Aus Anlass ihres Jubiläums haben die Hagelisten eine umfangreiche Festschrift, die an die Chronik vom Jubelfest 1999 „Hagelisten und Teupen im Wandel der Zeit“ anschließt, herausgebracht. In loser Folge berichten die Hagelisten aus ihrer Vereinsgeschichte und dem Schützenwesen in Emsdetten. Heute setzen sie die Berichterstattung aus dieser Chronik fort:
Im zweiten Weltkrieg wurden die Junggesellen im Laufe der ersten beiden Jahre fast sämtlich zum Wehrdienst eingezogen. Die Vereinsarbeit wurde bis zum Kriegsende in erster Linie vom Vorstand der 1919 gegründeten Männerschützengesellschaft der Hagelisten übernommen. In den ersten Jahren des Krieges schickten sowohl die Junggesellen als auch die Männer zu Weihnachten ihren zum Wehrdienst eingezogenen Mitgliedern Päckchen. Als aber die Beschaffung von haltbaren Lebensmitteln und sonstigen Gegenständen für diesen Zweck immer schwieriger wurde, musste diese schöne Sitte eingestellt werden.

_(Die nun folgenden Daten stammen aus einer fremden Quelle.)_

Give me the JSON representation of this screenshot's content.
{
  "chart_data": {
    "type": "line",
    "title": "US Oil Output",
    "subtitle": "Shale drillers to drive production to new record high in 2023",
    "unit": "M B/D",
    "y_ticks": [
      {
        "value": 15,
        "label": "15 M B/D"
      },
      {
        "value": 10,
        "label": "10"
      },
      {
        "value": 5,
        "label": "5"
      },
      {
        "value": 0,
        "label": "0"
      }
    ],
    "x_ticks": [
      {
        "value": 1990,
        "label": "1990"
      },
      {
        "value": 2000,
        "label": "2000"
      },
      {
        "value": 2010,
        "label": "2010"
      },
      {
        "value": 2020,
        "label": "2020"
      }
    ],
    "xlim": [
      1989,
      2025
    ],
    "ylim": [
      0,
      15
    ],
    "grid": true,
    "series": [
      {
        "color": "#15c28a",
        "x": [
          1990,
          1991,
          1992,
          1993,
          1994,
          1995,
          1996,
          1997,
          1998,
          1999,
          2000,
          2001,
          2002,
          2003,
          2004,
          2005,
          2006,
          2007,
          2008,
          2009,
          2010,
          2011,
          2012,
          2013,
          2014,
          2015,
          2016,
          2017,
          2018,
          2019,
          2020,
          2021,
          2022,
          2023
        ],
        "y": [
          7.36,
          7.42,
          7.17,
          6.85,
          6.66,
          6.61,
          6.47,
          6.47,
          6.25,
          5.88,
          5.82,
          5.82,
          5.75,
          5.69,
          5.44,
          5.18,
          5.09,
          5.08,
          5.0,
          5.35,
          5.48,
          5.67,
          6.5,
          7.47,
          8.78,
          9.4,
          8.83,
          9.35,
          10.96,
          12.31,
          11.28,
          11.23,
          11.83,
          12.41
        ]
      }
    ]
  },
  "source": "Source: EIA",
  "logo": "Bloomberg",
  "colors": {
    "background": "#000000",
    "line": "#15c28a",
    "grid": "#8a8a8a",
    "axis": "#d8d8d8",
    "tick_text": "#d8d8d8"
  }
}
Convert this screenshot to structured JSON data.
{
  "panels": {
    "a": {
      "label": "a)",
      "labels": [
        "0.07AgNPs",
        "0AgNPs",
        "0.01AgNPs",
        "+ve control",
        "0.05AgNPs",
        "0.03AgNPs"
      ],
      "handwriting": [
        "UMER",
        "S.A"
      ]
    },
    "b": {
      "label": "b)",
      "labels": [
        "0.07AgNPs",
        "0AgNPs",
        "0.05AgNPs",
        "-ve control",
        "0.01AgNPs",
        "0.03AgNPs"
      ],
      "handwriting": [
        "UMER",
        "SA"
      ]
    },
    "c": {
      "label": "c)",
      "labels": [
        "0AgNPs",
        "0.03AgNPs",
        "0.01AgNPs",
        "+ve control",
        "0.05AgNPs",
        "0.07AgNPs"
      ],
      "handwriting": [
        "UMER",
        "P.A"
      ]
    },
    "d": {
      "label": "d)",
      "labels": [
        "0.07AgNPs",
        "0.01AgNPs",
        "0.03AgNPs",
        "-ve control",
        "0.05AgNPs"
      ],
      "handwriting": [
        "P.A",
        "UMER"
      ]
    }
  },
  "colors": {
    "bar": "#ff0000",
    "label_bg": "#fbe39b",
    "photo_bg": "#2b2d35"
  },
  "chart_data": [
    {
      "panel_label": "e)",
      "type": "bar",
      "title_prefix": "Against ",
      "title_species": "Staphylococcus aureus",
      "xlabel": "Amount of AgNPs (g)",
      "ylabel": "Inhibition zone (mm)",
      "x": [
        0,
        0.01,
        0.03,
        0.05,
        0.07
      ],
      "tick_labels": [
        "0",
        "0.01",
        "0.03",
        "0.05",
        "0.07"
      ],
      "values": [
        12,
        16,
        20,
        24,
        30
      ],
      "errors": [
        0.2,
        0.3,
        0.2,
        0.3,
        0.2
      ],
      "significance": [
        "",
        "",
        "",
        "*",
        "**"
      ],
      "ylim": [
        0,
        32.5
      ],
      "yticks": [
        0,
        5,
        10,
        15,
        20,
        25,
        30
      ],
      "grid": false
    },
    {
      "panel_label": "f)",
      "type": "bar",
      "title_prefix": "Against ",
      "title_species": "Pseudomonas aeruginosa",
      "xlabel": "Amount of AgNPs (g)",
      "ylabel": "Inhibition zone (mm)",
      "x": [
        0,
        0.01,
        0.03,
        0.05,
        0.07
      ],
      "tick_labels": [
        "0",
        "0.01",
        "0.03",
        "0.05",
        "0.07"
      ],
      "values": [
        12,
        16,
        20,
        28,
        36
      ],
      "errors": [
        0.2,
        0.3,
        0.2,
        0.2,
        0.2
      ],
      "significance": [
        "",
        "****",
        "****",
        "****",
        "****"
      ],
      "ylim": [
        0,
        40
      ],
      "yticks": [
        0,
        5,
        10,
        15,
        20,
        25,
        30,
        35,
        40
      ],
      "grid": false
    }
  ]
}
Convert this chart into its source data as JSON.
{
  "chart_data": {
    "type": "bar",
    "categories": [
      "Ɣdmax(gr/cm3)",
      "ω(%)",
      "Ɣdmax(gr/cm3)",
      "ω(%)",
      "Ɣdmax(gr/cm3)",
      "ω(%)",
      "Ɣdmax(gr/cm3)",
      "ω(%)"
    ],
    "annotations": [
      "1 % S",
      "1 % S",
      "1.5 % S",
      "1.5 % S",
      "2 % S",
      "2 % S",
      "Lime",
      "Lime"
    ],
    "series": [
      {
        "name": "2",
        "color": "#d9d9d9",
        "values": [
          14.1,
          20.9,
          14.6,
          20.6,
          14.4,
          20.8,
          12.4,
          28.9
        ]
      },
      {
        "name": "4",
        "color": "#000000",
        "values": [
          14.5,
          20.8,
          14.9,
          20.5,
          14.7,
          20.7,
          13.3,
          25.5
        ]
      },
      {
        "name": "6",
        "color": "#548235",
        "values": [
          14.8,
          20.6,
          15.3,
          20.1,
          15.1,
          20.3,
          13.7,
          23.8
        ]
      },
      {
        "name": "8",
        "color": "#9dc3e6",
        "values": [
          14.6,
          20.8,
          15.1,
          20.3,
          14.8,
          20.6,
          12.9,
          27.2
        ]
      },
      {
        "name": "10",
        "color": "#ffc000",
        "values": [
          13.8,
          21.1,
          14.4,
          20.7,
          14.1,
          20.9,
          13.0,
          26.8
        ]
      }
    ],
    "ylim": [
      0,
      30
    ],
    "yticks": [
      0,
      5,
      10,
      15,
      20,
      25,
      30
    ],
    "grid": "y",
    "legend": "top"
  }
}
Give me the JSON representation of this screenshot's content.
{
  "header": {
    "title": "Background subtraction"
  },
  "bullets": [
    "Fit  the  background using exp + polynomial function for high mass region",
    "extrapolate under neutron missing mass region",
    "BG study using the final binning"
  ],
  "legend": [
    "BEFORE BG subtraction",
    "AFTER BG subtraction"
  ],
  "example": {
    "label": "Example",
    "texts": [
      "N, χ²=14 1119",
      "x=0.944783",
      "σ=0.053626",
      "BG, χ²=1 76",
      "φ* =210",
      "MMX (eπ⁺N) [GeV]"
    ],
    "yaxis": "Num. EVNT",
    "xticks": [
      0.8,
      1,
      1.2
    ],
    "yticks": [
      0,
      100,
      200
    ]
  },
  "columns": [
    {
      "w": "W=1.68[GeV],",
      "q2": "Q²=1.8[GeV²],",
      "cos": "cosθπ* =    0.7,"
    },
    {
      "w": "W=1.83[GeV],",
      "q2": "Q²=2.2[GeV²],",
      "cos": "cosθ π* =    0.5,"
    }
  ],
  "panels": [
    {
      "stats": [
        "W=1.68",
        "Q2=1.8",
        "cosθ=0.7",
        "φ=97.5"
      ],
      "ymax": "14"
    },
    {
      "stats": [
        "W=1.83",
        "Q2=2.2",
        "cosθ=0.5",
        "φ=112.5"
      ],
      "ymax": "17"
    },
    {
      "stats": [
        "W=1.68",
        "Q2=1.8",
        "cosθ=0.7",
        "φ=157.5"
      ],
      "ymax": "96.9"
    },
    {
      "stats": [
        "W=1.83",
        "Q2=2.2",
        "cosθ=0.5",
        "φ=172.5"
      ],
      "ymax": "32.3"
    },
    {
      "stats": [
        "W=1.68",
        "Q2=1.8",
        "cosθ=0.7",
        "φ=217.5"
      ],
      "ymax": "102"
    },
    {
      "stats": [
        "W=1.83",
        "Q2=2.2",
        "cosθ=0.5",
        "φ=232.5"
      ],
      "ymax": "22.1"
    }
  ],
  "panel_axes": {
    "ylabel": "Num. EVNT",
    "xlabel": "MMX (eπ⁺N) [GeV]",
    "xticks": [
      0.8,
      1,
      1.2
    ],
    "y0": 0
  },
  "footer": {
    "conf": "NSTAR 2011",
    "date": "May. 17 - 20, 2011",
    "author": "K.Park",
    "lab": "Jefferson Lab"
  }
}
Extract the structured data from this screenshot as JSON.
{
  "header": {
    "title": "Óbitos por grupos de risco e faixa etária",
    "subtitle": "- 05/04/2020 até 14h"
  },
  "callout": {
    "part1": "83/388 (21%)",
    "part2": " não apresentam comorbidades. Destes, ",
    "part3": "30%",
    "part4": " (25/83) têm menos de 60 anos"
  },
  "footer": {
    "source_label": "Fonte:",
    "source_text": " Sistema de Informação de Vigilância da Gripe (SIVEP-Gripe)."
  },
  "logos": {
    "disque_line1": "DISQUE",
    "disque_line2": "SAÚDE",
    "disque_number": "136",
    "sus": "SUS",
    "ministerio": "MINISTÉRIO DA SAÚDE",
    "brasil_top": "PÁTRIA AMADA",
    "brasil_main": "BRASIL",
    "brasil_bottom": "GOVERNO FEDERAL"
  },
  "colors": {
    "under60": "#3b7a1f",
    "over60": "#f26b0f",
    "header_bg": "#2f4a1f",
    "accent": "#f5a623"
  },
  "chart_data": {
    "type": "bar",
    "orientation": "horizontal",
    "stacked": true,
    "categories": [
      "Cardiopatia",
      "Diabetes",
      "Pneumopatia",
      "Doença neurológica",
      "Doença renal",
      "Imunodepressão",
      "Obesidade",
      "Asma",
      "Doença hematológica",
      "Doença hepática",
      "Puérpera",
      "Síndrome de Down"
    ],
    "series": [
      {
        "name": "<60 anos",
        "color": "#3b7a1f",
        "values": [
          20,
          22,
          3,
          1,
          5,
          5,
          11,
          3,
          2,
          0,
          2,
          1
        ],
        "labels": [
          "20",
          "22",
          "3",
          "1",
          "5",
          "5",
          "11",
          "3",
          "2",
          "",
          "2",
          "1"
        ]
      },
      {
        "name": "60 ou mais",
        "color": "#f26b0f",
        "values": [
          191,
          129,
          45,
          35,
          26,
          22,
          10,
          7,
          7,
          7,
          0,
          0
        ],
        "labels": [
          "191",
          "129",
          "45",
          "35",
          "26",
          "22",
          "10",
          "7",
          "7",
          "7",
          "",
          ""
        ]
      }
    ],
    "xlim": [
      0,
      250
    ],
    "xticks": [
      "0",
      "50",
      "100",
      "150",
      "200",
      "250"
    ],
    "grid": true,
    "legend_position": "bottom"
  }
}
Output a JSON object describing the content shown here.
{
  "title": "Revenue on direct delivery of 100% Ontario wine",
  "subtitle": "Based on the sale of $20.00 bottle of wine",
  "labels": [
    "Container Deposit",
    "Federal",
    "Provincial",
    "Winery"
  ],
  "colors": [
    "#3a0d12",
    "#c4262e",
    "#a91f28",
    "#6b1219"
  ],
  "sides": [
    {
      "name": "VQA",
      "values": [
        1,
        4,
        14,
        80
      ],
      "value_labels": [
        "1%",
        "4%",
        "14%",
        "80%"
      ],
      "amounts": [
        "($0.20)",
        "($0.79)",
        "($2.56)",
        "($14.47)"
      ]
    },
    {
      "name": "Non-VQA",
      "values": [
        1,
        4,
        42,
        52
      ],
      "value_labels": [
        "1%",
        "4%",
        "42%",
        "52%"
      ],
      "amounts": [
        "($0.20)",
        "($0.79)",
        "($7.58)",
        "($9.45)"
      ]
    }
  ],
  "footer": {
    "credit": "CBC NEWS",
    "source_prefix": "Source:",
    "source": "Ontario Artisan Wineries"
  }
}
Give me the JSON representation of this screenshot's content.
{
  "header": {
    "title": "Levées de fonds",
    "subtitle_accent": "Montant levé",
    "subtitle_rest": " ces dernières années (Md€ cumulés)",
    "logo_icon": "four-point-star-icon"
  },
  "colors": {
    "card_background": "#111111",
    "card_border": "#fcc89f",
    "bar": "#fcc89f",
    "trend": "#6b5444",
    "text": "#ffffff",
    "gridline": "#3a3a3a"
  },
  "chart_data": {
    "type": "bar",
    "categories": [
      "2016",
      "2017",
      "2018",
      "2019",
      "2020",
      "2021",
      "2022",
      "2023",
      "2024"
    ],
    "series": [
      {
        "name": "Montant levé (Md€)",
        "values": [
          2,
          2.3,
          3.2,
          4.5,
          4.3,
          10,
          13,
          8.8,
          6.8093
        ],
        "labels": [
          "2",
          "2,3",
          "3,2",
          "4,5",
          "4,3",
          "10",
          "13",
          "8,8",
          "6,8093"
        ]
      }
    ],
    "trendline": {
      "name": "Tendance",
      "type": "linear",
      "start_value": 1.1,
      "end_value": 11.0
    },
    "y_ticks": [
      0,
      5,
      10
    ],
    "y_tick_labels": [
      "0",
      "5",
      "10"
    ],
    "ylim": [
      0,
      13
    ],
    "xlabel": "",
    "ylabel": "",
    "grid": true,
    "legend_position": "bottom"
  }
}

Ferner erhielt jeder Heimaturlauber, wenn er am Sonntagmorgen auf der Kegelbahn bei Kloppenborg einen Besuch machte, unentgeltlich von der Gesellschaft zwei Glas Bier und vom Vereinswirt Kloppenborg vier Zigaretten. Die Mittel hierfür beschaffte sich die Gesellschaft durch Preiskegeln und durch Sammlungen bei den Mitgliedern. 87 Mitglieder verloren ihr Leben in diesem sinnlosen Krieg.
Die Vereinsutensilien Königskette, Hüte, Federbüsche, Fahnen usw. konnten beim Einmarsch der Alliierten im Jahre 1945 und vor den dann häufigen Plünderungen in Sicherheit gebracht werden. Eine Königskette, die sich nicht im Gewahrsam der Gesellschaft befand, sondern auf Veranlassung der Nationalsozialisten schon längere Zeit im Heimatmuseum untergebracht war, ging verloren.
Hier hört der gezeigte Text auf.